Not a given in the sense that it’s not a 100% certainty, that I agree with. But it’s effectively certain in the sense that the probability of observing a violation can be made arbitrarily small, with a suitable choice of numbers.
Or, in other words, consider the following. You let a ball drop a hundred (a thousand, a million…) times. It always falls down. From this, you formulate a law: stuff falls down.
Now suppose that whatever deity has created the universe has made it so that the actual law is: stuff falls down, except once every sextillion times, when it just hovers in place.
You’ve got no data to support that the law is actually the latter, and never will observe any. Thus, you still formulate the law as ‘stuff falls down’. You’re completely justified in doing so; however, you happen to be wrong.
That’s the situation we’re in here: whenever we try, we will find greyness increasing with overwhelming probability. That is, in any concrete, reasonably large series of trials, we won’t observe a violation. Thus, we formulate a law to the effect that greyness always increases. This law stands on equal footing with every other physical law: it’s a generalization from finitely many observations.

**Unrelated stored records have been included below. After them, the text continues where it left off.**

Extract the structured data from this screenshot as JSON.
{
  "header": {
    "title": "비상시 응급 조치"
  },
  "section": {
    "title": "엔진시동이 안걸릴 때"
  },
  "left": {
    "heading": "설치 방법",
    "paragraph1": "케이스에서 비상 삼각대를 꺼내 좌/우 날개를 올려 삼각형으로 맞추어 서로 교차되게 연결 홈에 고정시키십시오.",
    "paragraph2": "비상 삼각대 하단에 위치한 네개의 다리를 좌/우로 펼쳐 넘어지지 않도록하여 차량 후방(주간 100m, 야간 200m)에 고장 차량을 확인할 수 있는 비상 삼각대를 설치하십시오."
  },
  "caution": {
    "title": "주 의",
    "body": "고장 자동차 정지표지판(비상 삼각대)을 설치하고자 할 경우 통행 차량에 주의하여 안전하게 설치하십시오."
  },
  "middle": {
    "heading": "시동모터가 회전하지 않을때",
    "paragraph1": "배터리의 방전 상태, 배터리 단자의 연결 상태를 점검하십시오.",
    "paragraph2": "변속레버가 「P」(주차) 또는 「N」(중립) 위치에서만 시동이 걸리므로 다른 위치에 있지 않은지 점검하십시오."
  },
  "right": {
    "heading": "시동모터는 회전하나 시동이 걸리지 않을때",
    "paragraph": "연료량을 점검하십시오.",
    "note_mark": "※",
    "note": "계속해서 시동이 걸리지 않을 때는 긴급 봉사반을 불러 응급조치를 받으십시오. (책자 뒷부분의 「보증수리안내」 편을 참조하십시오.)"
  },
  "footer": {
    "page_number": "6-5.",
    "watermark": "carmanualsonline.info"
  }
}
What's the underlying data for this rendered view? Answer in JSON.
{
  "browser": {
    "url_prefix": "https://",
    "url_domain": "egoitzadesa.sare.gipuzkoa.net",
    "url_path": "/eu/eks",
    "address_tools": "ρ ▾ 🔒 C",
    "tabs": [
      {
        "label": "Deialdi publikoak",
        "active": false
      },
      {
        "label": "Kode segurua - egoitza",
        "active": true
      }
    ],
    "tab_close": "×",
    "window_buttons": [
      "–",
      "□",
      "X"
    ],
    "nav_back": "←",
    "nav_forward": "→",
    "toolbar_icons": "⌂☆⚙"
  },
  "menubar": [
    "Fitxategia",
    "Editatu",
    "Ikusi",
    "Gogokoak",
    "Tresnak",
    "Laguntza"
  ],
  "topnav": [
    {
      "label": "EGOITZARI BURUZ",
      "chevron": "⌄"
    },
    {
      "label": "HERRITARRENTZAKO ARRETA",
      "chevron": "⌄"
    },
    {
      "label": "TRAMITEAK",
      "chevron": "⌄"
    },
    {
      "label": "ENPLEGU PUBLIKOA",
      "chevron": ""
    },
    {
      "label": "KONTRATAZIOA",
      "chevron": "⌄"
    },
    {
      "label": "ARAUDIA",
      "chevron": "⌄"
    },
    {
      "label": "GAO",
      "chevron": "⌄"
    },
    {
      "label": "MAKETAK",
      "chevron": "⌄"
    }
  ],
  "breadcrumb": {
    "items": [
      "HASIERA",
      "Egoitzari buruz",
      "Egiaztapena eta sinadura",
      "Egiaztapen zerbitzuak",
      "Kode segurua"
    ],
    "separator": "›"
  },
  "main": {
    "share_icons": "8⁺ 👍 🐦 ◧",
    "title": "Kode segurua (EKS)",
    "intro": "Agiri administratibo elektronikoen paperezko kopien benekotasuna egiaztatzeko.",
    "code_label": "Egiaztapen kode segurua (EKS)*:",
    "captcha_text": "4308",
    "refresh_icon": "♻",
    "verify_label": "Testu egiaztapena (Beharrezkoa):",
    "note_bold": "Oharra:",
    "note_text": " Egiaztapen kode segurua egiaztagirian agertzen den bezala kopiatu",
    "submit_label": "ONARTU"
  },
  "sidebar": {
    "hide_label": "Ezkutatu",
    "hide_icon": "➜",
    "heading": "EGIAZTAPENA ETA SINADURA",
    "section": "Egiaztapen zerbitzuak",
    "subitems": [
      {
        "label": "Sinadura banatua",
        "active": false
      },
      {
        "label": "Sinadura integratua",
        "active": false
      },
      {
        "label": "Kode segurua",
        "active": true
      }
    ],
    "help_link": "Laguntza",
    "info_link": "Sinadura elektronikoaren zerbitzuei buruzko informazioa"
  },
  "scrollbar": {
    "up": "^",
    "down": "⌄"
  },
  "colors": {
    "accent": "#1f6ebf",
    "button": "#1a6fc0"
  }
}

There’s no missing premise. I have explained how we can say that the probability is 1/6, without having to assume it: because one out of every six possible evolutions of the die from arbitrary initial conditions ends with it showing any given number.
Take a coin. Suppose you can only throw it in two different ways—way A and way B. Way A always lands heads up; way B always lands tails up. You don’t have control over whether you’ve thrown it according to way A or way B (random initial conditions, you remember). Then, the probability that it comes up heads is 50% on each throw. No further assumptions necessary.
Suppose now you can throw the coin in 20 different ways, 10 of which come up heads, 10 of which come up tails. This yields the same conclusion. As does supposing that there are 100, or 1000, and so on different ways. What matters is that from the set of possible initial conditions, half of them yield heads, and half of them yield tails.
Yes, this is basically right. And for a large enough number of marbles, what’ll happen is that the observer will observe a transition to uniform grey in every case they do the experiment, since the likelihood of the colors separating will decrease with the number of marbles. Thus, at some point, if they do the experiment 10, or a hundred, or a 1000, or a billion times, they won’t observe a violation of the law ‘the system tends to greyness’ with any appreciable probability. Agreed?
This is in contradiction to the system as I set it up. The position at every time step is not random; rather, it is determined (exactly and absolutely) by the microstate corresponding to the position of the previous time step.
You assume that entropy gain and loss are equally likely. You get out that entropy gain and loss are equally likely. This isn’t surprising.